Tout va de mal en pis mais les hauts fonctionnaires y compris le président de la république augmentent leurs traitements et le budget de fonctionnement des ministères (spas dans les bureaux, réservation dans des hôtels de grand tourisme) alors que la population crève.
Mais no problemo, avec sa magie habituelle, la télévision efface les ressentiments. Nous avons un gouvernement virtuel médiatisé, des spots annoncent que nous allons très bien, que l'on avance, mais les faits sont têtus et ces spots cache-misères coûtent des millions des pesos pour rien au frais du contribuable !
L’église a commencé à briser les « lois de la Reforme » laïque en se faisant chaque jour plus présente dans la vie publique et politique nationale, exige maintenant des cours de religion catholique obligatoires dans les écoles d'Etat, l'impunité pour ses curés pédophiles entre autres...

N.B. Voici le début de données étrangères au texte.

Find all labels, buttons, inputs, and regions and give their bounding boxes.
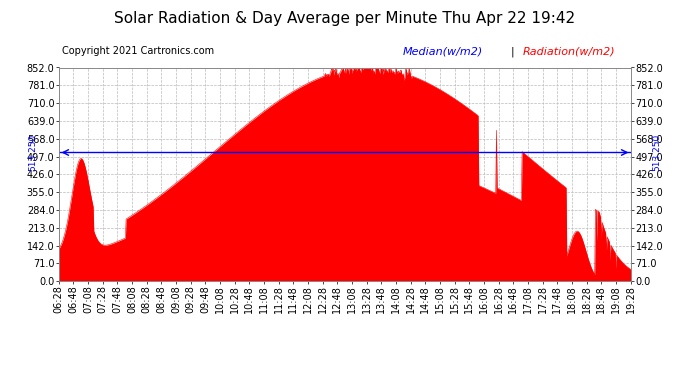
Text: Radiation(w/m2): Radiation(w/m2)	[522, 46, 615, 56]
Text: 513.250: 513.250	[28, 134, 37, 171]
Text: Solar Radiation & Day Average per Minute Thu Apr 22 19:42: Solar Radiation & Day Average per Minute…	[115, 11, 575, 26]
Text: 513.250: 513.250	[653, 134, 662, 171]
Text: |: |	[511, 46, 515, 57]
Text: Copyright 2021 Cartronics.com: Copyright 2021 Cartronics.com	[61, 46, 214, 56]
Text: Median(w/m2): Median(w/m2)	[402, 46, 482, 56]
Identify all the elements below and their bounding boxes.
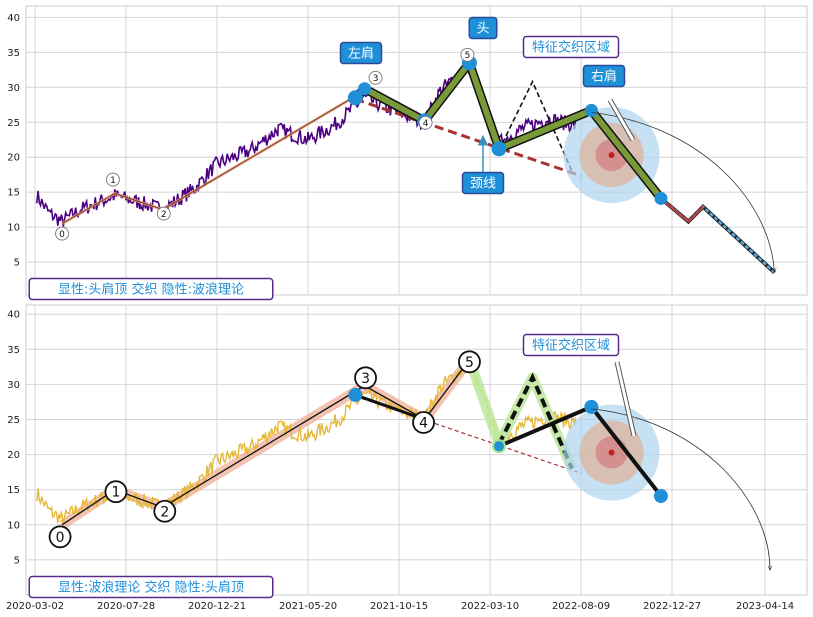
bottom-zone-label-box: [522, 333, 620, 357]
top-wave-marker: [368, 70, 383, 85]
top-hs-point: [584, 103, 598, 117]
top-wave-label: 3: [373, 74, 379, 84]
top-wave-marker: [156, 206, 171, 221]
y-tick-label: 15: [7, 485, 20, 496]
y-tick-label: 25: [7, 415, 20, 426]
bottom-wave-label: 4: [419, 416, 428, 432]
left-shoulder-label-text: 左肩: [348, 46, 374, 62]
top-pointer-arrow: [608, 99, 635, 141]
bottom-wave-marker: [104, 480, 128, 504]
x-tick-label: 2022-12-27: [643, 601, 701, 612]
head-label-text: 头: [476, 22, 489, 37]
neckline-label-box: [461, 171, 505, 195]
y-tick-label: 25: [7, 118, 20, 129]
y-tick-label: 10: [7, 223, 20, 234]
bottom-pointer-arrow: [615, 361, 636, 437]
y-tick-label: 15: [7, 188, 20, 199]
x-tick-label: 2023-04-14: [736, 601, 794, 612]
top-wave-marker: [460, 47, 475, 62]
bottom-hs-point: [491, 439, 506, 454]
x-tick-label: 2021-10-15: [370, 601, 428, 612]
top-wave-label: 4: [423, 119, 429, 129]
top-projection-line: [660, 197, 776, 274]
top-target-center-dot: [608, 152, 615, 159]
top-hs-point: [347, 90, 363, 106]
bottom-y-axis: 5 10 15 20 25 30 35 40: [7, 310, 20, 567]
bottom-wave-marker: [153, 499, 177, 523]
x-tick-label: 2021-05-20: [279, 601, 337, 612]
top-wave-label: 5: [465, 51, 471, 61]
top-projection-red: [660, 197, 704, 223]
x-tick-label: 2022-03-10: [461, 601, 519, 612]
bottom-wave-label: 3: [361, 371, 370, 387]
bottom-band-label-text: 显性:波浪理论 交织 隐性:头肩顶: [58, 580, 244, 596]
top-band-label-text: 显性:头肩顶 交织 隐性:波浪理论: [58, 282, 244, 298]
bottom-wave-label: 5: [465, 355, 474, 371]
bottom-wave-marker: [48, 525, 72, 549]
top-hs-point: [358, 82, 372, 96]
right-shoulder-label-box: [582, 64, 626, 88]
top-band-label-box: [28, 277, 274, 301]
top-hs-point: [654, 191, 668, 205]
x-axis: 2020-03-02 2020-07-28 2020-12-21 2021-05-20…: [6, 601, 794, 612]
bottom-zone-label-text: 特征交织区域: [532, 338, 610, 354]
bottom-hs-point: [348, 387, 363, 402]
y-tick-label: 40: [7, 13, 20, 24]
top-neckline: [354, 97, 583, 178]
top-wave-label: 0: [59, 230, 65, 240]
bottom-hs-point: [584, 399, 599, 414]
bottom-wave-marker: [458, 350, 481, 374]
y-tick-label: 20: [7, 450, 20, 461]
y-tick-label: 5: [14, 555, 20, 566]
top-hs-point: [491, 141, 507, 157]
bottom-wave-label: 0: [56, 530, 65, 546]
neckline-label-text: 颈线: [470, 177, 496, 192]
bottom-band-label-box: [28, 575, 274, 599]
bottom-wave-marker: [412, 411, 435, 434]
y-tick-label: 20: [7, 153, 20, 164]
bottom-plot-area: [25, 304, 808, 596]
bottom-wave-label: 1: [111, 485, 120, 501]
bottom-hs-left: [354, 393, 426, 421]
top-wave-marker: [418, 115, 433, 130]
top-plot-area: [25, 5, 808, 296]
top-y-axis: 5 10 15 20 25 30 35 40: [7, 13, 20, 269]
bottom-zone-path: [497, 372, 574, 470]
x-tick-label: 2020-07-28: [97, 601, 155, 612]
head-label-box: [468, 16, 498, 40]
x-tick-label: 2020-03-02: [6, 601, 64, 612]
top-zone-label-box: [522, 35, 620, 59]
x-tick-label: 2022-08-09: [552, 601, 610, 612]
top-wave-marker: [105, 172, 120, 187]
left-shoulder-label-box: [339, 41, 383, 65]
y-tick-label: 5: [14, 258, 20, 269]
y-tick-label: 40: [7, 310, 20, 321]
y-tick-label: 35: [7, 48, 20, 59]
y-tick-label: 35: [7, 345, 20, 356]
top-wave-label: 2: [161, 210, 167, 220]
top-zone-label-text: 特征交织区域: [532, 40, 610, 56]
top-wave-label: 1: [110, 176, 116, 186]
bottom-wave-label: 2: [160, 504, 169, 520]
top-zone-path: [498, 79, 573, 172]
bottom-wave-marker: [354, 366, 377, 390]
top-wave-marker: [55, 226, 70, 241]
top-target-arc: [591, 111, 774, 272]
x-tick-label: 2020-12-21: [188, 601, 246, 612]
right-shoulder-label-text: 右肩: [591, 69, 617, 85]
bottom-neckline: [355, 395, 582, 475]
y-tick-label: 10: [7, 520, 20, 531]
y-tick-label: 30: [7, 380, 20, 391]
y-tick-label: 30: [7, 83, 20, 94]
bottom-target-center-dot: [608, 449, 615, 456]
bottom-hs-point: [653, 489, 668, 504]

La politique de "main dure" et la militarisation sont à l'ordre du jour et la lutte contre le narcotrafic fait autant de morts qu'une guerre et peu de résultats, chaque parti étant secondé par "ses" barons de la drogue, à charge de revanche. La militarisation du pays servira plutôt à étouffer la protestation sociale, parce que le peuple n'en peut plus. 25 ans ont suffi et maintenant le pays est en ruine, au bord d’un conflit civil plus grave qu’on ne le croit.
En ce moment, le discours de Sarkozy me semble étrangement familier. Un air déjà connu, le prétexte de la «modernité» selon Washington, seule la nationalité du séide change, on dirait que toutes les droites appliquent le même script, à la virgule près, le doigt sur la couture du pantalon. Pour tout cela j'ai quitté mon Mexique; je ne voudrais pas que la France suive le même chemin. Et le fait que votre pays n'appartienne pas au 1/3 monde n'est pas une assurance sur le futur.